Summary judgment is proper where “the pleadings, the discovery and disclosure materials on file, and any affidavits show that there is no genuine issue as to any material fact and that the movant is entitled to judgment as a matter of law.” Fed.R.Civ.P. 56(c). The parties agree that there are no disputed factual issues in this case and that summary judgment is therefore appropriate as a matter of law. (See Defs.’ Mem. of P. & A. in Opp’n to PL’s Mot. for Summ. J. 2.)

FACTUAL BACKGROUND

Plaintiff provides ambulance services to Medicare beneficiaries and is compensated in accordance with statutory directives. In 1997, Congress enacted the Balanced Budget Act of 1997 (“BBA”), Pub.L. No. 105-33, 111 Stat. 251 (codified as amended in scattered sections of the U.S. Code), which required the Secretary of DHHS to establish a national fee schedule that would govern reimbursement rates for ambulance service providers such as Plaintiff. BBA § 4531, 111 Stat. at 451-52. Prior to implementation of the new fee schedule, ambulance service providers were paid based upon what was termed the “reasonable charge” or “reasonable cost” methodology; this methodology, however, was deemed “administratively burdensome,” and it often “resulted in a wide variation of payment rates for the same service.” See Medicare Program; Fee Schedule for Payment of Ambulance Services and Revisions to the Physician Certification Requirements for Coverage of Nonemergeney Ambulance Services, 67 Fed.Reg. 9100, 9102-03 (Feb. 27, 2002) (to be codified at 42 C.F.R. pts. 410 & 414) [hereinafter, “Final Rule”].
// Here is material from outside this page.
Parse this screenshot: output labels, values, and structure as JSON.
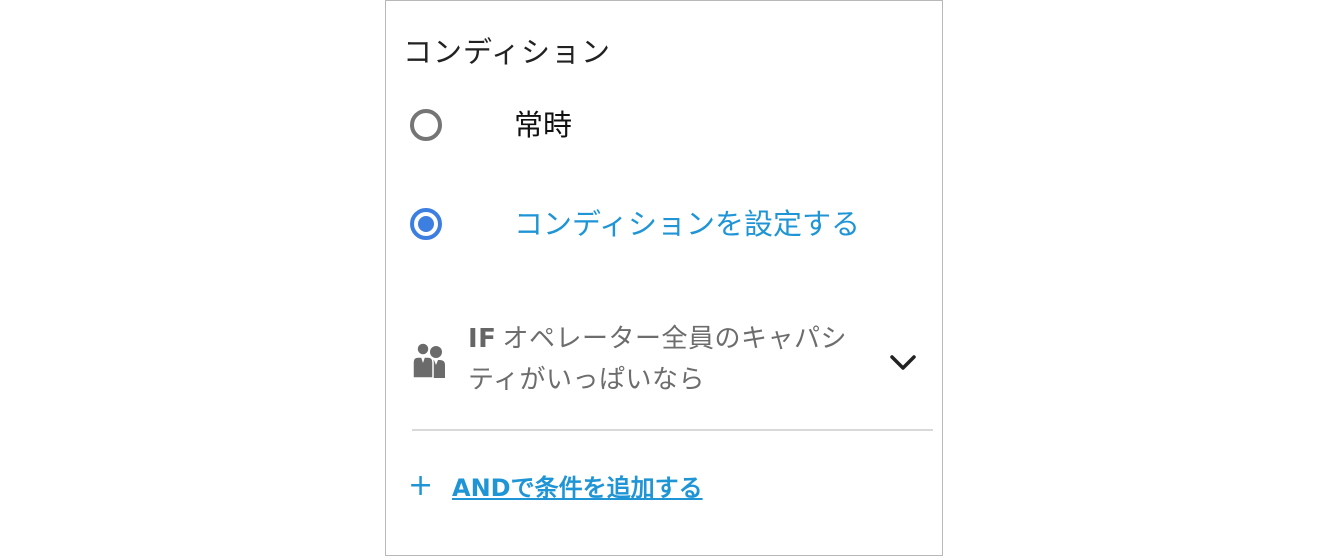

The BBA also required the Secretary to adhere to various procedural requirements when establishing the new fee schedule. Among other things, the Secretary was directed to promulgate the regulations only after negotiated rulemaking; to establish mechanisms to control increases in expenditures; and to phase in the new fee schedules efficiently and fairly. See 42 U.S.C. § 1395m(()(2). In addition, the BBA mandated that the implementation of the fee schedule remain “budget neutral” by requiring the Secretary to

ensure that the aggregate amount of payments made for ambulance services under this part during 2000 does not exceed the aggregate amount of payments which would have been made under such services under this part during such year if the amendments made by section 4531 of the Balanced Budget Act of 1997 continued in effect [after being adjusted for inflation].

Id. § 1395m(i)(3). Finally, the BBA expressly required DHHS to apply the revised fee schedules to services furnished on or after January 1, 2000. Pub.L. No. 105-33, § 4531(b)(3) (“The amendments made by this subsection shall apply to services furnished on or after January 1, 2000.”).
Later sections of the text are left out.